London - Norwich manager Alex Neil is relishing the prospect of pitting his wits against the best of the Premier League after his remarkable rise reached a new high with promotion at Wembley.
Just nine months ago, Neil was a virtual unknown outside the close-knit Scottish community of south Lanarkshire where he was starting his second full season in charge of minnows Hamilton.
The first match of Neil's 2014-15 campaign, a Scottish League Cup victory for Hamilton against Arbroath in August, was watched by just 730 people.
But fast forward to May and Neil suddenly found himself the toast of an 85,000 capacity crowd at Wembley as jubilant Norwich fans hailed the 33-year-old Scot, who had just underlined his growing reputation as one of the brightest young managers in Britain by masterminding his club's 2-0 victory over Middlesbrough in the Championship play-off final.
After leading Hamilton's promotion to the Scottish Premiership via the play-offs last season, Norwich persuaded Neil to come south of the border to England's second tier following the sacking of Neil Adams in January.
At that point Norwich were languishing outside the top six in the aftermath of last season's relegation, but Neil, whose unremarkable playing career including stops at Airdrie, Barnsley, Mansfield and Hamilton, presided over an incredible run of 17 victories from 25 games which culminated in promotion thanks to first half goals from Cameron Jerome and Nathan Redmond at Wembley.
Neil's progress from the backwaters of Scottish football to the bright lights of the Premier League, combined with a fiery temper and determination to win at all costs, has already drawn comparisons with legendary former Manchester United manager Alex Ferguson.
And, with a single-minded focus that Ferguson would surely approve of, Neil made it clear he wouldn't feel inferior when he locks horns with the likes of Jose Mourinho, Arsene Wenger and Louis van Gaal next season.

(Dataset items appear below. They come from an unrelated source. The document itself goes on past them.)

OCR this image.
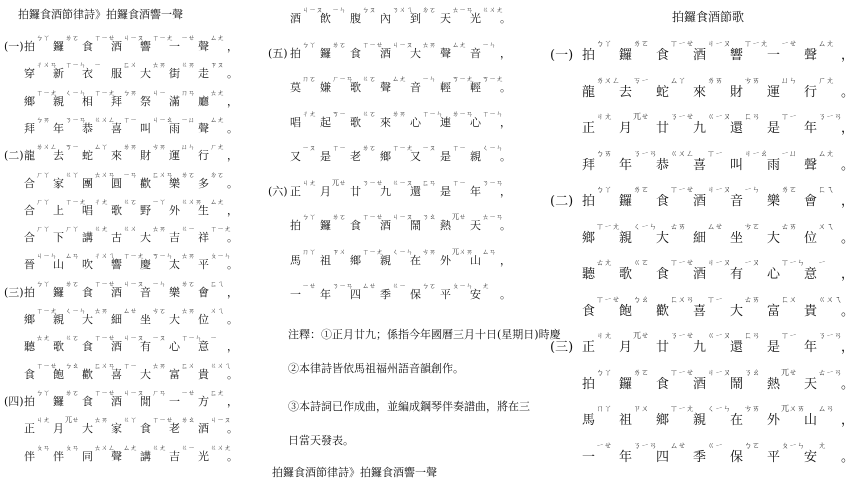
拍鑼食酒節律詩》拍鑼食酒響一聲
(一) 拍
ㄅㄚ
鑼
ㄌㄛ
食
ㄒㄧㄝ
酒
ㄐㄧㄡ
響
ㄒㄧㄤ
一
ㄧㄝ
聲
ㄙㄤ
，
穿
ㄔㄨㄢ
新
ㄒㄧㄣ
衣
ㄧ
服
ㄈㄨ
大
ㄊㄞ
街
ㄍㄞ
走
ㄗㄡ
。
鄉
ㄒㄧㄤ
親
ㄑㄧㄣ
相
ㄒㄧㄤ
拜
ㄅㄞ
祭
ㄐㄧ
滿
ㄇㄢ
廳
ㄊㄤ
，
拜
ㄅㄞ
年
ㄋㄧㄢ
恭
ㄍㄨㄥ
喜
ㄒㄧ
叫
ㄐㄧㄠ
雨
ㄧㄩ
聲
ㄙㄤ
。
(二) 龍
ㄌㄨㄥ
去
ㄎㄧ
蛇
ㄙㄚ
來
ㄌㄞ
財
ㄘㄞ
運
ㄩㄣ
行
ㄏㄤ
，
合
ㄏㄚ
家
ㄍㄚ
團
ㄊㄨㄢ
圓
ㄧㄢ
歡
ㄈㄨㄢ
樂
ㄌㄛ
多
ㄉㄛ
。
合
ㄏㄚ
上
ㄒㄧㄤ
唱
ㄔㄤ
歌
ㄍㄛ
野
ㄧㄚ
外
ㄍㄨㄞ
生
ㄙㄤ
，
合
ㄏㄚ
下
ㄏㄚ
講
ㄍㄤ
古
ㄍㄨ
大
ㄊㄞ
吉
ㄍㄧ
祥
ㄒㄧㄤ
。
晉
ㄐㄧㄣ
山
ㄙㄢ
吹
ㄔㄨㄟ
響
ㄒㄧㄤ
慶
ㄎㄧㄣ
太
ㄊㄞ
平
ㄆㄧㄣ
。
(三) 拍
ㄅㄚ
鑼
ㄌㄛ
食
ㄒㄧㄝ
酒
ㄐㄧㄡ
音
ㄧㄣ
樂
ㄌㄛ
會
ㄈㄟ
，
鄉
ㄒㄧㄤ
親
ㄑㄧㄣ
大
ㄊㄞ
細
ㄙㄝ
坐
ㄘㄛ
大
ㄊㄞ
位
ㄨㄟ
。
聽
ㄊㄤ
歌
ㄍㄛ
食
ㄒㄧㄝ
酒
ㄐㄧㄡ
有
ㄧㄡ
心
ㄒㄧㄣ
意
ㄧ
，
食
ㄒㄧㄝ
飽
ㄅㄠ
歡
ㄈㄨㄢ
喜
ㄒㄧ
大
ㄊㄞ
富
ㄈㄨ
貴
ㄍㄨㄟ
。
(四) 拍
ㄅㄚ
鑼
ㄌㄛ
食
ㄒㄧㄝ
酒
ㄐㄧㄡ
閒
ㄏㄢ
一
ㄧㄝ
方
ㄈㄤ
，
正
ㄐㄤ
月
ㄫㄝ
大
ㄊㄞ
家
ㄍㄚ
食
ㄒㄧㄝ
老
ㄌㄠ
酒
ㄐㄧㄡ
。
伴
ㄆㄢ
伴
ㄆㄢ
同
ㄊㄨㄥ
聲
ㄙㄤ
講
ㄍㄤ
吉
ㄍㄧ
光
ㄍㄨㄤ
。
注釋：①正月廿九；係指今年國曆三月十日(星期日)時慶
②本律詩皆依馬祖福州語音韻創作。
③本詩詞已作成曲，並編成鋼琴伴奏譜曲，將在三
日當天發表。
拍鑼食酒節律詩》拍鑼食酒響一聲
酒
ㄐㄧㄡ
飲
ㄧㄣ
腹
ㄅㄡ
內
ㄋㄨㄟ
到
ㄉㄛ
天
ㄊㄧㄢ
光
ㄍㄨㄤ
。
(五) 拍
ㄅㄚ
鑼
ㄌㄛ
食
ㄒㄧㄝ
酒
ㄐㄧㄡ
大
ㄊㄞ
聲
ㄙㄤ
音
ㄧㄣ
，
莫
ㄇㄛ
嫌
ㄏㄧㄢ
歌
ㄍㄛ
聲
ㄙㄤ
音
ㄧㄣ
輕
ㄎㄧㄤ
輕
ㄎㄧㄤ
。
唱
ㄔㄤ
起
ㄎㄧ
歌
ㄍㄛ
來
ㄌㄞ
心
ㄒㄧㄣ
連
ㄌㄧㄢ
心
ㄒㄧㄣ
，
又
ㄧㄡ
是
ㄒㄧ
老
ㄌㄛ
鄉
ㄒㄧㄤ
又
ㄧㄡ
是
ㄒㄧ
親
ㄑㄧㄣ
。
(六) 正
ㄐㄤ
月
ㄫㄝ
廿
ㄋㄧㄝ
九
ㄍㄧㄡ
還
ㄈㄢ
是
ㄒㄧ
年
ㄋㄧㄢ
，
拍
ㄅㄚ
鑼
ㄌㄛ
食
ㄒㄧㄝ
酒
ㄐㄧㄡ
鬧
ㄋㄠ
熱
ㄫㄝ
天
ㄊㄧㄢ
。
馬
ㄇㄚ
祖
ㄗㄨ
鄉
ㄒㄧㄤ
親
ㄑㄧㄣ
在
ㄘㄞ
外
ㄫㄨㄞ
山
ㄙㄢ
，
一
ㄧㄝ
年
ㄋㄧㄢ
四
ㄙㄝ
季
ㄍㄧ
保
ㄅㄛ
平
ㄆㄧㄣ
安
ㄤ
。
拍鑼食酒節歌
(一) 拍
ㄅㄚ
鑼
ㄌㄛ
食
ㄒㄧㄝ
酒
ㄐㄧㄡ
響
ㄒㄧㄤ
一
ㄧㄝ
聲
ㄙㄤ
，
龍
ㄌㄨㄥ
去
ㄎㄧ
蛇
ㄙㄚ
來
ㄌㄞ
財
ㄘㄞ
運
ㄩㄣ
行
ㄏㄤ
。
正
ㄐㄤ
月
ㄫㄝ
廿
ㄋㄧㄝ
九
ㄍㄧㄡ
還
ㄈㄢ
是
ㄒㄧ
年
ㄋㄧㄢ
，
拜
ㄅㄞ
年
ㄋㄧㄢ
恭
ㄍㄨㄥ
喜
ㄒㄧ
叫
ㄐㄧㄠ
雨
ㄧㄩ
聲
ㄙㄤ
。
(二) 拍
ㄅㄚ
鑼
ㄌㄛ
食
ㄒㄧㄝ
酒
ㄐㄧㄡ
音
ㄧㄣ
樂
ㄌㄛ
會
ㄈㄟ
，
鄉
ㄒㄧㄤ
親
ㄑㄧㄣ
大
ㄊㄞ
細
ㄙㄝ
坐
ㄘㄛ
大
ㄊㄞ
位
ㄨㄟ
。
聽
ㄊㄤ
歌
ㄍㄛ
食
ㄒㄧㄝ
酒
ㄐㄧㄡ
有
ㄧㄡ
心
ㄒㄧㄣ
意
ㄧ
，
食
ㄒㄧㄝ
飽
ㄅㄠ
歡
ㄈㄨㄢ
喜
ㄒㄧ
大
ㄊㄞ
富
ㄈㄨ
貴
ㄍㄨㄟ
。
(三) 正
ㄐㄤ
月
ㄫㄝ
廿
ㄋㄧㄝ
九
ㄍㄧㄡ
還
ㄈㄢ
是
ㄒㄧ
年
ㄋㄧㄢ
，
拍
ㄅㄚ
鑼
ㄌㄛ
食
ㄒㄧㄝ
酒
ㄐㄧㄡ
鬧
ㄋㄠ
熱
ㄫㄝ
天
ㄊㄧㄢ
。
馬
ㄇㄚ
祖
ㄗㄨ
鄉
ㄒㄧㄤ
親
ㄑㄧㄣ
在
ㄘㄞ
外
ㄫㄨㄞ
山
ㄙㄢ
，
一
ㄧㄝ
年
ㄋㄧㄢ
四
ㄙㄝ
季
ㄍㄧ
保
ㄅㄛ
平
ㄆㄧㄣ
安
ㄤ
。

"People have made a lot of the last year, telling me I was at Arbroath in front of 700 fans at the start of the season, but it is not a huge concern to me," Neil said.
"I set goals and am really determined to achieve them, whether it is Hamilton or Norwich. I don't get overawed by anyone or any place.
"I am not silly, I know how big the task is. But we have our goals once we get there about what to do."
Neil's success has prompted Norwich fans to nickname him 'Sir Alex' in reference to Ferguson, while the club's majority shareholder, the television chef Delia Smith, jokes he should be knighted.
But Neil is adamant the the plaudits won't soften the fiercely competitive personality that has driven him to such great heights.
"The thing that drives me is letting people down. The fact that Norwich showed faith in me giving me the job, being so young, a lot was made of that," he said.
"So I am pleased I have made everybody happy, that means more than anything else and we have sent those fans home happy.
"You see (majority-shareholder) Delia (Smith) on the pitch at the end and it's special. It was about making sure my family is there enjoying the day because the last thing I would want to do is lose and go home with my kids crying."
For Middlesbrough's Spanish manager Aitor Karanka there was frustration at missing out on promotion but also pride that his team had enjoyed a strong season.
"I want to congratulate Norwich for getting promotion, but I am so proud of my players," he said.
"When I arrived 18 months ago the team was two points above relegation.
"When you make mistakes it is difficult to win games, but I prefer not to speak about the mistakes because we achieved a lot to play here at Wembley.
"We win as a team and we lose as a team."